I grew up on Southern cooking, but it was my mother’s Southern cooking, not my father’s, and while she also grew up in south Mississippi, she grew up in the city. Biloxi, right on the Gulf, where they eat boiled shrimp, seafood gumbo, and fried oysters. If her city-folk family ate turnip greens I never saw it, and they never made it to our supper table when I was small.

Thus her children rose up and called her blessed.

A few years after we moved to Maryland Dad struck a deal with someone who had a large backyard to let him plant a garden in part of it. Soon after that my brothers and I found out that being the sons of a Mississippi farm boy apparently made us indentured servants.

There are surely child-labor laws against such a thing now, but at that time we were forced to work in the hot sun. We took to singing stuff like “Bound for Canaan Land,” and “Come Down Angels.”

Every farm boy knows that the biggest challenges to a good vegetable garden are weeds and pests, and every farm boy knows what to do with weeds and pests—you kill ‘em.

With pests—mainly bugs—you used some kind of insecticide. Remember, this is more than forty years ago and “organic” wasn’t yet a thing that anyone really cared about.

Dad would buy some dust or spray and he’d spray his tomatoes and corn. I guess that there were herbicides he could have used for the weeds but that’s where we came in. Our job was to pull the weeds, which when you think about it is a form of herbicide. We were killing the weeds.

That’s what you do with weeds and pests—you killed them. You used some form of pesticide or herbicide. What my dad didn’t realize is that he would also need some form of son-icide.

One time we were shackled, piled into the back seat and driven to the killing fields for another experience of forced labor. Dad had set my older brother Mickey to the task of weeding the turnips.

Apparently he didn’t do a very good job of explaining to Mickey what a turnip plant actually looked like.

I can’t remember exactly what task of serfhood he had me doing, I just remember that after about thirty minutes I heard Dad yelling and screaming. I looked up to see Mickey holding some ungodly plant in his hands with a look of terror and confusion on his face. Seemed that he had managed to pull every last turnip plant out of the ground.

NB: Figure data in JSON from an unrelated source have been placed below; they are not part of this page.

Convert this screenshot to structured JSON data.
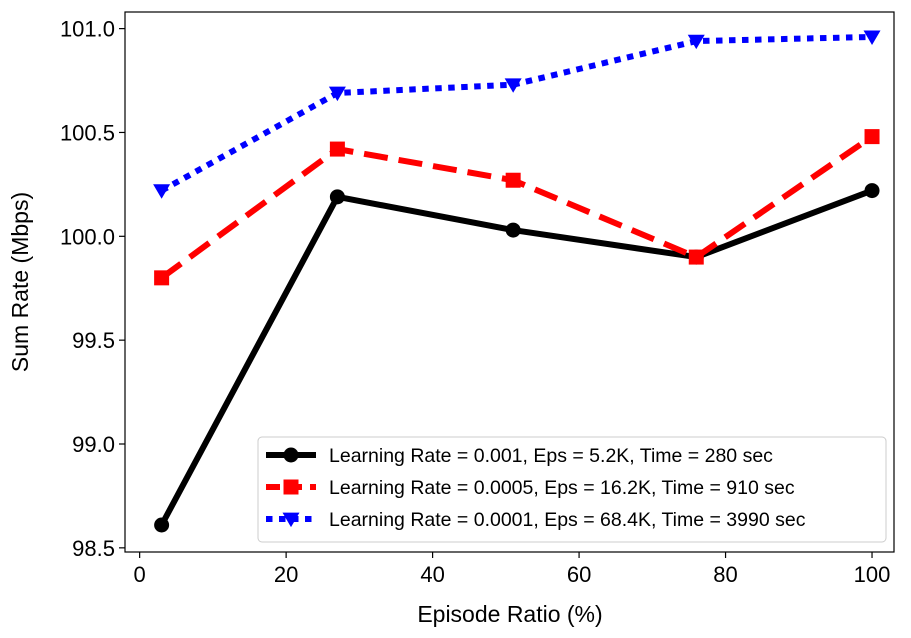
{
  "chart_data": {
    "type": "line",
    "xlabel": "Episode Ratio (%)",
    "ylabel": "Sum Rate (Mbps)",
    "xlim": [
      -2,
      103
    ],
    "ylim": [
      98.48,
      101.08
    ],
    "xticks": [
      0,
      20,
      40,
      60,
      80,
      100
    ],
    "xtick_labels": [
      "0",
      "20",
      "40",
      "60",
      "80",
      "100"
    ],
    "yticks": [
      98.5,
      99.0,
      99.5,
      100.0,
      100.5,
      101.0
    ],
    "ytick_labels": [
      "98.5",
      "99.0",
      "99.5",
      "100.0",
      "100.5",
      "101.0"
    ],
    "grid": false,
    "legend_position": "lower-right",
    "series": [
      {
        "name": "Learning Rate = 0.001, Eps = 5.2K, Time = 280 sec",
        "color": "#000000",
        "linestyle": "solid",
        "marker": "circle",
        "x": [
          3,
          27,
          51,
          76,
          100
        ],
        "y": [
          98.61,
          100.19,
          100.03,
          99.9,
          100.22
        ]
      },
      {
        "name": "Learning Rate = 0.0005, Eps = 16.2K, Time = 910 sec",
        "color": "#ff0000",
        "linestyle": "dashed",
        "marker": "square",
        "x": [
          3,
          27,
          51,
          76,
          100
        ],
        "y": [
          99.8,
          100.42,
          100.27,
          99.9,
          100.48
        ]
      },
      {
        "name": "Learning Rate = 0.0001, Eps = 68.4K, Time = 3990 sec",
        "color": "#0000ff",
        "linestyle": "dotted",
        "marker": "triangle-down",
        "x": [
          3,
          27,
          51,
          76,
          100
        ],
        "y": [
          100.22,
          100.69,
          100.73,
          100.94,
          100.96
        ]
      }
    ]
  }
}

I don’t know what if anything remained in the ground but apparently it wasn’t edible. Of course, my brothers and I didn’t think that turnip greens were edible, but at that moment we kept that little tidbit to ourselves.

Dad was really, really mad, anger of course being one of the stages of grief. He skipped right over denial and bargaining, had a brief sojourn with depression, then after about ten minutes moved on to acceptance.

Which is why Mickey is still alive at age 58, and why Dad to this day gets a kick out of telling this story to everyone. And when he does, he always laughs the hardest.

You see, sons may be a danger to the garden, but you only kill weeds and bugs.

God created this world to bring forth an abundance of life, not just for humans but for all of creation. His children, however, are pretty good at killing things, though we aren’t very good at telling what’s a weed and what’s not and we end up weeding pretty much the entire garden.

Though that might make God angry, it’s the anger of seeing the destruction of something at once beautiful and life-giving.

This is where we get messed up regarding the wrath of God, thinking it’s about punishing us for making a mess of things. Yes, we’ve made a mess of his creation, but none of us should think for a second that God ever treats anyone as a weed or a pest in his garden.

We’re his children, and he will never harm us.

He’d rather teach us to be better gardeners.